When Lil visits him, he confesses everything and begs her to go to see Admiral George Dewey. Embittered that he lied to her and got her stepbrother killed, Lil refuses, but as the executions near, she rushes to Dewey. Together, they go to see the new president, Theodore Roosevelt. He does not believe her until an official finally remembers McKinley instructing him to read a secret paper in the event of a letter being received with a certain symbol on it and him being unavailable. Convinced, Roosevelt telephones just after Jock's execution and before Joe's. Afterward, Joe and Lil are reunited.

==Cast==
- Robert Taylor as Lt. Richard L. Perry
- Barbara Stanwyck as Lil Duryea
- Victor McLaglen as Jock Ramsay
- Brian Donlevy as Batiste Duryea
- John Carradine as Ed
- Douglas Fowley as Alec
- Alan Dinehart as Doc Keller
- Sig Ruman as Gus
- Robert McWade as Admiral Dewey
- Sidney Blackmer as President Theodore Roosevelt
- Frank Conroy as President William McKinley
- Marjorie Weaver as Miss Blackburn
- J.C. Nugent as Ernie
- Willard Robertson as George Andrews
- Paul Hurst as Bowler
- Douglas Wood as Henry Maxwell
- John Hamilton as Warden
- Joseph Crehan as Priest
- Lon Chaney Jr. as Federal Agent (uncredited)

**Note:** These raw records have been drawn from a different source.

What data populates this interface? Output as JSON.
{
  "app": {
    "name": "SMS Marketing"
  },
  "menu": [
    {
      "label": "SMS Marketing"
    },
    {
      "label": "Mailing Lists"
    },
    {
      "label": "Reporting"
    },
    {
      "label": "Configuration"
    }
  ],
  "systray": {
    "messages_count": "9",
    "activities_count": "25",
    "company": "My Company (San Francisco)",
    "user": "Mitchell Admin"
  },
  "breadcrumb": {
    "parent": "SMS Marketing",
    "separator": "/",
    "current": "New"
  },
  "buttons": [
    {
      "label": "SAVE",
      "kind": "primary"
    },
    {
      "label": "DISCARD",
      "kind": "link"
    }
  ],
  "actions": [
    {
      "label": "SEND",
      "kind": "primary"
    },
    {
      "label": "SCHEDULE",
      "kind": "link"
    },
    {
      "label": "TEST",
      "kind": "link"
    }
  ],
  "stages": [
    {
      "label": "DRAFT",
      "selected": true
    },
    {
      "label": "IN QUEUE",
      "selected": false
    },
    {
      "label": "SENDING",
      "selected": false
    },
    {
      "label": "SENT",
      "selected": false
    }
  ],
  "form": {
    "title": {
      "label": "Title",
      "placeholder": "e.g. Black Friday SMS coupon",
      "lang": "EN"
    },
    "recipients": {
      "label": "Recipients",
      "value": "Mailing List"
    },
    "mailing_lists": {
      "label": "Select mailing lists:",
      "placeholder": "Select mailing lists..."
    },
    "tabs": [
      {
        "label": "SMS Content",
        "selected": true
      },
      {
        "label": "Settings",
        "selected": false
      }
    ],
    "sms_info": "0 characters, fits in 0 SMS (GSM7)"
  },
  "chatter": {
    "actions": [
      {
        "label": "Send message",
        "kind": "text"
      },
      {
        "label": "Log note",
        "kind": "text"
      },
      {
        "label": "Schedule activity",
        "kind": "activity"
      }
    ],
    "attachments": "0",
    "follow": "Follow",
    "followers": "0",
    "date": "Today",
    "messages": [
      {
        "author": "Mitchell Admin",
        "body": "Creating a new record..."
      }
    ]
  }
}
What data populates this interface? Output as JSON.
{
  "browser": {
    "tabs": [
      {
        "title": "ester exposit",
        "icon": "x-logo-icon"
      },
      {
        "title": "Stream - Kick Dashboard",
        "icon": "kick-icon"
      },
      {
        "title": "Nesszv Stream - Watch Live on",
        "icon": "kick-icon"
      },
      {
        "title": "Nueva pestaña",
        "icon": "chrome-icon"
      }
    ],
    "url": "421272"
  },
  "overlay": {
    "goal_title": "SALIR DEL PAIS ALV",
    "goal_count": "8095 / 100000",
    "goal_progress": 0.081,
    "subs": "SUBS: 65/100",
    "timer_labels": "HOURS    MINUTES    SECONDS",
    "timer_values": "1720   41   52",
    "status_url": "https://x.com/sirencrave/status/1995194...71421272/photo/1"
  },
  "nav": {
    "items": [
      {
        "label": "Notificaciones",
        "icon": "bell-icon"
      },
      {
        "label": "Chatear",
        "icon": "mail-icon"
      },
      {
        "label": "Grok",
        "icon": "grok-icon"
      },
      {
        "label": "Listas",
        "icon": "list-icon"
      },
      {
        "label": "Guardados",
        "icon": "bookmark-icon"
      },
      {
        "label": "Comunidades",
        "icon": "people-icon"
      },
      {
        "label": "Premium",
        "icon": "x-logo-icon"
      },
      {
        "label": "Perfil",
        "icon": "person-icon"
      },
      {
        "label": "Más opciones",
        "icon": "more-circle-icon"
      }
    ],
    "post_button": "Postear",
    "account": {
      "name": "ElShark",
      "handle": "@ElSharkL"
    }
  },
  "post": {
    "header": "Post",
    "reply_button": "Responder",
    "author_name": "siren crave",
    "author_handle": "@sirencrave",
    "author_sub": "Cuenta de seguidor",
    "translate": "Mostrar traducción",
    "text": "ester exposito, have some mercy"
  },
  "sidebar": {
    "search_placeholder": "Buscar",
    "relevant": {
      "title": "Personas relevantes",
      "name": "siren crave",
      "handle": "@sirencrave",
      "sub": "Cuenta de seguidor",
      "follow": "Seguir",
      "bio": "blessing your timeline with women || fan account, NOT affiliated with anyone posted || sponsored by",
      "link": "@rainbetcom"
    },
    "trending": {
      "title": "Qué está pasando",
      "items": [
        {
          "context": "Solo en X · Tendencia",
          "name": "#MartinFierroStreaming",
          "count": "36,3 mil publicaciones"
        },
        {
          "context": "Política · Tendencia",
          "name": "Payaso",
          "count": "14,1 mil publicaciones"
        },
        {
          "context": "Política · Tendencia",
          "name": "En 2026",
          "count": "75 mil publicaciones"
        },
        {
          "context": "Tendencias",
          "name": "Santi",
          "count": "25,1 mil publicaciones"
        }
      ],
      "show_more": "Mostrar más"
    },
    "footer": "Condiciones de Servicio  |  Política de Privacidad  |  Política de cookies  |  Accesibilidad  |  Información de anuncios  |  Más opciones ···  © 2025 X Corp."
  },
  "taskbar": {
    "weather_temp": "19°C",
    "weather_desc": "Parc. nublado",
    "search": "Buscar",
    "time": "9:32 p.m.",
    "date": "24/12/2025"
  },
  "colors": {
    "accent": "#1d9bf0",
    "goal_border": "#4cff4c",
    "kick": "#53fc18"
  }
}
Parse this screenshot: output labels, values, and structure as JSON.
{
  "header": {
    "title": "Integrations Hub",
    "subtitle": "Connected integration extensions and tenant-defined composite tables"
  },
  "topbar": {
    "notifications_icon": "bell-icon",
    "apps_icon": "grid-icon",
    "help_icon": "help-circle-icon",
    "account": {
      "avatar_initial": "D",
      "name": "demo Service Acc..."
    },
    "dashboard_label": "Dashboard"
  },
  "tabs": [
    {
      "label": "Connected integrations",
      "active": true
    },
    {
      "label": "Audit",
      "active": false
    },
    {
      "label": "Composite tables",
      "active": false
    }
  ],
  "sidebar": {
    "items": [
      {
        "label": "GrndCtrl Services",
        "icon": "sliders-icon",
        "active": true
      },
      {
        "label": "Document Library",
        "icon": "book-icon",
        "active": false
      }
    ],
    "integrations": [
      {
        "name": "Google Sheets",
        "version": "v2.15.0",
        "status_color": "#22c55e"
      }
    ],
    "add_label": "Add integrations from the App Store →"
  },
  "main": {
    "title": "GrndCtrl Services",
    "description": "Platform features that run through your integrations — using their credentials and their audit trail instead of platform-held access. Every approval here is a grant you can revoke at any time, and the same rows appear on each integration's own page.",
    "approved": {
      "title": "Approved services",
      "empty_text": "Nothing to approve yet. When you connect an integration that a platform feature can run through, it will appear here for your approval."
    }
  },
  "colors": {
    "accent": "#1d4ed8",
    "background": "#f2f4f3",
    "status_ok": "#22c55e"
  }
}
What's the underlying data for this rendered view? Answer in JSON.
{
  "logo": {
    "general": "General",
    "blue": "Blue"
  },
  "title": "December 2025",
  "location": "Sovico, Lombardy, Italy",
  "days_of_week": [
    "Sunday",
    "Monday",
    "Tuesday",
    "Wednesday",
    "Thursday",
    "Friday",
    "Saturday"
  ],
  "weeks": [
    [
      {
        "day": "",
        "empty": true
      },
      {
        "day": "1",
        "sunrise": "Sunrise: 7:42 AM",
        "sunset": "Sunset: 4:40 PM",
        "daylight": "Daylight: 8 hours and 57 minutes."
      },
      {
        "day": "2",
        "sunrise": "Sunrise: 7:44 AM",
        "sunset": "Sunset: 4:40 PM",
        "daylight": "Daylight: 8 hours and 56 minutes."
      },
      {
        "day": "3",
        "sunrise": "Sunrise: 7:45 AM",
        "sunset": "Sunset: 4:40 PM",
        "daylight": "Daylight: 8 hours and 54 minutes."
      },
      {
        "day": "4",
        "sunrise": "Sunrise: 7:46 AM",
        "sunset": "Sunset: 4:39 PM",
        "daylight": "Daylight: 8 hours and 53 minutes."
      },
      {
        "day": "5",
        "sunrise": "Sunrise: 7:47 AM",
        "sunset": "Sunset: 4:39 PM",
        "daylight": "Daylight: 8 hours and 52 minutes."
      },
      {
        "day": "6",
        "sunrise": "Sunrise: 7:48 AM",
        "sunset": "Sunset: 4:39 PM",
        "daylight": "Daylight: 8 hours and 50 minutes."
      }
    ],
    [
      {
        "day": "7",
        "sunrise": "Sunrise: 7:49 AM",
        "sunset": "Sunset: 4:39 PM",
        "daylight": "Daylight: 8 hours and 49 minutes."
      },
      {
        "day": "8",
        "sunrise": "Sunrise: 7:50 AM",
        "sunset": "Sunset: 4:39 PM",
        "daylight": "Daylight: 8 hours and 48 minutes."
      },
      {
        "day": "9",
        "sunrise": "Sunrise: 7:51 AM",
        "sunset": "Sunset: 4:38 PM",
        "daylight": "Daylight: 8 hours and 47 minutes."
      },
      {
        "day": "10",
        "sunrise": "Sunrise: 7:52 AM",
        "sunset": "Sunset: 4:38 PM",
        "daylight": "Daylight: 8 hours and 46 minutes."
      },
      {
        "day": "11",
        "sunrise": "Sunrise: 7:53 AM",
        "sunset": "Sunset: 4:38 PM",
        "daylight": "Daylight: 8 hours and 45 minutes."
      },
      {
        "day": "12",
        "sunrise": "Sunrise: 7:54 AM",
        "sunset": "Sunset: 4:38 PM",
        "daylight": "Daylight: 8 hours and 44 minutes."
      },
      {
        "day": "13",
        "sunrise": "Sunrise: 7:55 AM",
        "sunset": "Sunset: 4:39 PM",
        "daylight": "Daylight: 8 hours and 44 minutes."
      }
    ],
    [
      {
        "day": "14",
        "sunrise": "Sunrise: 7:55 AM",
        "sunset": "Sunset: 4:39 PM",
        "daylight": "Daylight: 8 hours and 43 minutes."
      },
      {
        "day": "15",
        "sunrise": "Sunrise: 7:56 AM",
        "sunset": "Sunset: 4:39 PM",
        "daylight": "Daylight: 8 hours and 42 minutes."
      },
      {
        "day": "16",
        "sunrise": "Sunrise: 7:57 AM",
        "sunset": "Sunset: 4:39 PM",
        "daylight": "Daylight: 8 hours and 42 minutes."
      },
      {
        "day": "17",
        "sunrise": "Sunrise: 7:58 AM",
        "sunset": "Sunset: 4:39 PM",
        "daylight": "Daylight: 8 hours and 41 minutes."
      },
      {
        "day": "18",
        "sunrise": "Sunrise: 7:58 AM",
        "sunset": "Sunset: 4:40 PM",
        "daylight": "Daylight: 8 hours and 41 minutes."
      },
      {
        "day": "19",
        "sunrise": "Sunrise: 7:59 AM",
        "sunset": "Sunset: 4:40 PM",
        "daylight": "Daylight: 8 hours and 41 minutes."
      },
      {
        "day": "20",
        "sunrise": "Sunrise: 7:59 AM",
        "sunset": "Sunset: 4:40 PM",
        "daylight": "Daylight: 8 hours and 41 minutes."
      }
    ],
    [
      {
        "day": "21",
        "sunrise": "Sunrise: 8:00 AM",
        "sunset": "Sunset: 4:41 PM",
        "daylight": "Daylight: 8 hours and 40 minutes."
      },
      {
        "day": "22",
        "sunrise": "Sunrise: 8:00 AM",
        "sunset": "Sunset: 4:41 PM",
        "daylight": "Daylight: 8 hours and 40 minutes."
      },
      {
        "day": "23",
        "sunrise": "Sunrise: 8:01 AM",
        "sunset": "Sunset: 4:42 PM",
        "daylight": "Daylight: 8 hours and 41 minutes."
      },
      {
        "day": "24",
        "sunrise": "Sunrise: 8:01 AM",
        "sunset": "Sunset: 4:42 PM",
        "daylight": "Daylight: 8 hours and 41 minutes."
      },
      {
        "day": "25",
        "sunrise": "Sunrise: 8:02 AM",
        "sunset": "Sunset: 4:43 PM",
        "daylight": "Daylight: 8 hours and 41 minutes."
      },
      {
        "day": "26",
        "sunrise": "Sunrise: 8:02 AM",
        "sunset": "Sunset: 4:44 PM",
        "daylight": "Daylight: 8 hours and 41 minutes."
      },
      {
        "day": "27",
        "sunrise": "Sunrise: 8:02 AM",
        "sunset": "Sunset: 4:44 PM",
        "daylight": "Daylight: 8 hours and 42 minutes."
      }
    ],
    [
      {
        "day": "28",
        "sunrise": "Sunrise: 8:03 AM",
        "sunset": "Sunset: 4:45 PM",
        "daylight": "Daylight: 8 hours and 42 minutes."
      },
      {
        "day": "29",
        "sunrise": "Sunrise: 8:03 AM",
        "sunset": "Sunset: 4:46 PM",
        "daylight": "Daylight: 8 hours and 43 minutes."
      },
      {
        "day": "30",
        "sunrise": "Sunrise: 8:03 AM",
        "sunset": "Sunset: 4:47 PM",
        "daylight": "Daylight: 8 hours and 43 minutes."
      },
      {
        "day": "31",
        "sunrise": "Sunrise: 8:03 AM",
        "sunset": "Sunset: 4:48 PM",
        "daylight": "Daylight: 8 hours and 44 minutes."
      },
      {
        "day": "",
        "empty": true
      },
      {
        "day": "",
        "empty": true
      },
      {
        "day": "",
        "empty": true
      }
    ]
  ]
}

- Edward Peil Sr. as Secretary Hayes (uncredited)

==Reception==
Writing for Night and Day in 1937, Graham Greene gave the film a good review, asserting that it was "the best American melodrama of the year". Although Greene notes the unrealistic aspects of the plot, he praises the "cunning direction" and expresses enjoyment of the tension-imbuing "sense of doom" present in many scenes. Greene also praised the acting of both Taylor and McLaglen.